In the spring of 108 CY, Aerdi forces massed in the frontier town of Knurl. With Knight Protectors of the Great Kingdom in the vanguard, the force swept northeast, between the Rakers and the Blemu Hills, in a march to the sea. By autumn, after having been met with relatively light resistance, the Aerdi succeeded in uprooting most Fruztii encampments, and the foundations of a great stronghold were laid at Spinecastle. The Aerdi freed Johnsport in a pitched battle with the barbarians before the onset of winter. Sensing that this would be only the first phase of a long struggle, Aerdi commanders summoned thousands of contingents from North Province over the objections of the herzog, a Hextorian who had wanted to lead the forces into battle himself.
With the defeat of the Fruztii at Johnsport, the call went out that winter, and thousands of their kinsmen poured south along the Timberway the next year. Marching through passes in the Rakers, they assembled and attacked the works underway at Spinecastle, focusing their assault on the heart of the Aerdi fortifications. The defenders, including the bulk of the elite Aerdi infantry, were quickly outflanked and surrounded. A young Knight Protector of the Great Kingdom, Caldni Vir, a Heironean cavalier from Edgefield, commanded a large cavalry force patrolling the hills when the barbarian force struck. As part of the contingent led by the herzog into the north, he pivoted and headed back to Spinecastle while anticipating orders from his liege to counterattack. When the courier of the herzog delivered orders for Vir to pull back to the south in retreat, he spat in disgust and ordered the standard of the Naelax prince to be trampled in the mud. He then raised the standard of the Imperial Orb and charged.
Approaching the site of the battle from the north, he descended upon the barbarians from higher ground, and they were unprepared for the hundreds of heavy horse and lance that bore down on them in the next hour. Their lines were quickly broken, and the Imperial Army was rescued to eventually take the day in what would be called the Battle of the Shamblefield. The Aerdi drove the surviving barbarians out of the hills, controlling the land all the way to the Loftwood by the following spring.
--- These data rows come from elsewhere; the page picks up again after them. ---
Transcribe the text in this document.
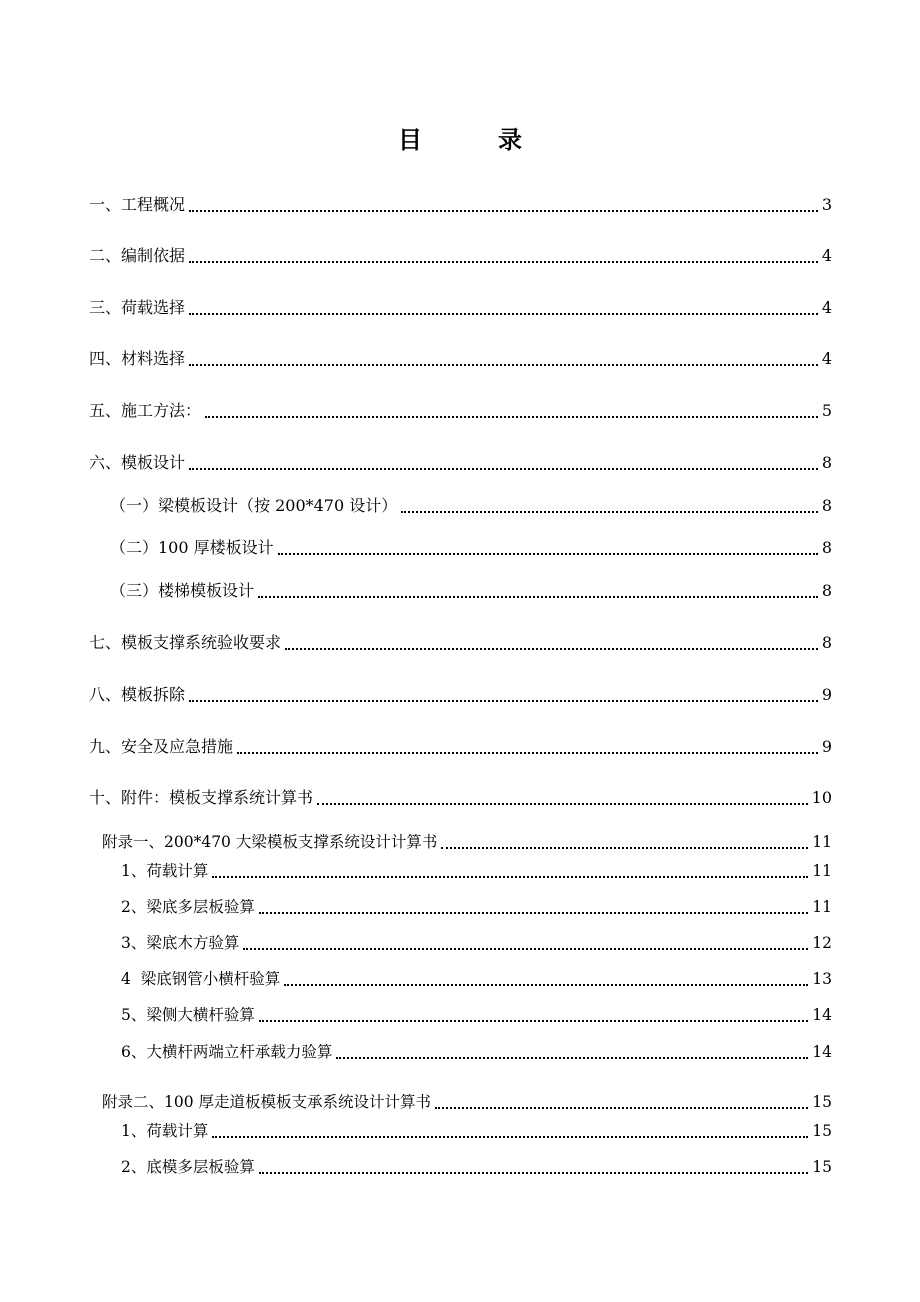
目　录
一、工程概况	3
二、编制依据	4
三、荷载选择	4
四、材料选择	4
五、施工方法：	5
六、模板设计	8
（一）梁模板设计（按 200*470 设计）	8
（二）100 厚楼板设计	8
（三）楼梯模板设计	8
七、模板支撑系统验收要求	8
八、模板拆除	9
九、安全及应急措施	9
十、附件：模板支撑系统计算书	10
附录一、200*470 大梁模板支撑系统设计计算书	11
1、荷载计算	11
2、梁底多层板验算	11
3、梁底木方验算	12
4  梁底钢管小横杆验算	13
5、梁侧大横杆验算	14
6、大横杆两端立杆承载力验算	14
附录二、100 厚走道板模板支承系统设计计算书	15
1、荷载计算	15
2、底模多层板验算	15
Overking Manshen recognized the courage of the young knight Vir, and raised him as the first marquis of Bone March. The land was so named for the high price paid for its taking, as the fallen imperial regulars numbered into the thousands. [LGG - 36]
Thus the Overking named Vir the first Marquis of the Bone March. And thus were the Fruztii broken.
It is said that the blood of those thousands of unsanctified and unburied Barbarian and Imperial corpses was pressed into the mortar of Spinecastle. It is also said that the Fruztii laid a curse on its unfinished walls. 

113 CY
The Hanging Glacier of Alisedran
The North was a mystery to most in the Flanaess, a bitter cold, savage land where monsters and barbarians dwelt. Bards sung sagas of what might have once been tall tales, myth, or even what might have been. Alisedran had wondered as much, and so, he set his mind to discovering how tall those tales actually were. He mounted an expedition to those wild lands, and a year later, he returned and published On Sledge and Horseback to the Barbarians of the North, an exploration of that far region, and about a curiosity, a mysterious hanging glacier that now bears his name. Where might that mysterious glacier lie? Who knows? The barbarians and the dwarves are rather closed-lipped about it. [Dragon  #191 - 68, #243 - 90, #265 - 58, FTAA - 67, WGR4 - 93]
The Ice-Shard Tome
Finally, the book contains an accurate map to the Hanging Glacier of Alisedran, with notation in no language known in the Flanaess, either current or ancient. [Dragon #243 - 89]
Another sight believed to be a holy place for Telchur and for over 450 years, is the Hanging Glacier of Alisedran. This structure, found in 113 CY by the explorer after whom it is named, supposedly lies somewhere in the Corusk Mountains. Though the priests of Telchur still search for it, the barbarians of the Thillonrian Peninsula bear them no great love and have made the search a fruitless one to date. [Dragon #265 - 58]

122 CY
Further buffer was required if the new lands were to be protected from further incursions by the Barbarians. The Fruztii were broken, and the Overking wished to capitalize on their weakness. General Sir Pelgrave Ratik of Winetha was commanded to lead an expeditionary force to push the Aerdian frontier back to the foothills of the Griff Mountains.
Ratik and his forces inaugurated their expedition by crossing Kalmar Pass, taking the town of Bresht in a blustery winter campaign that cost the Fruztii dearly. After brokering an alliance with the dwarven lords of the eastern Rakers, Ratik proceeded to force a retreat of the Fruztii up the narrow coast and into the northern fastness of the Timberway. He wisely refused to follow them into an obvious trap and instead broke off the pursuit and fortified his gains. He was immediately hailed a hero in the south and his legend grew quickly. [LGG - 89,90]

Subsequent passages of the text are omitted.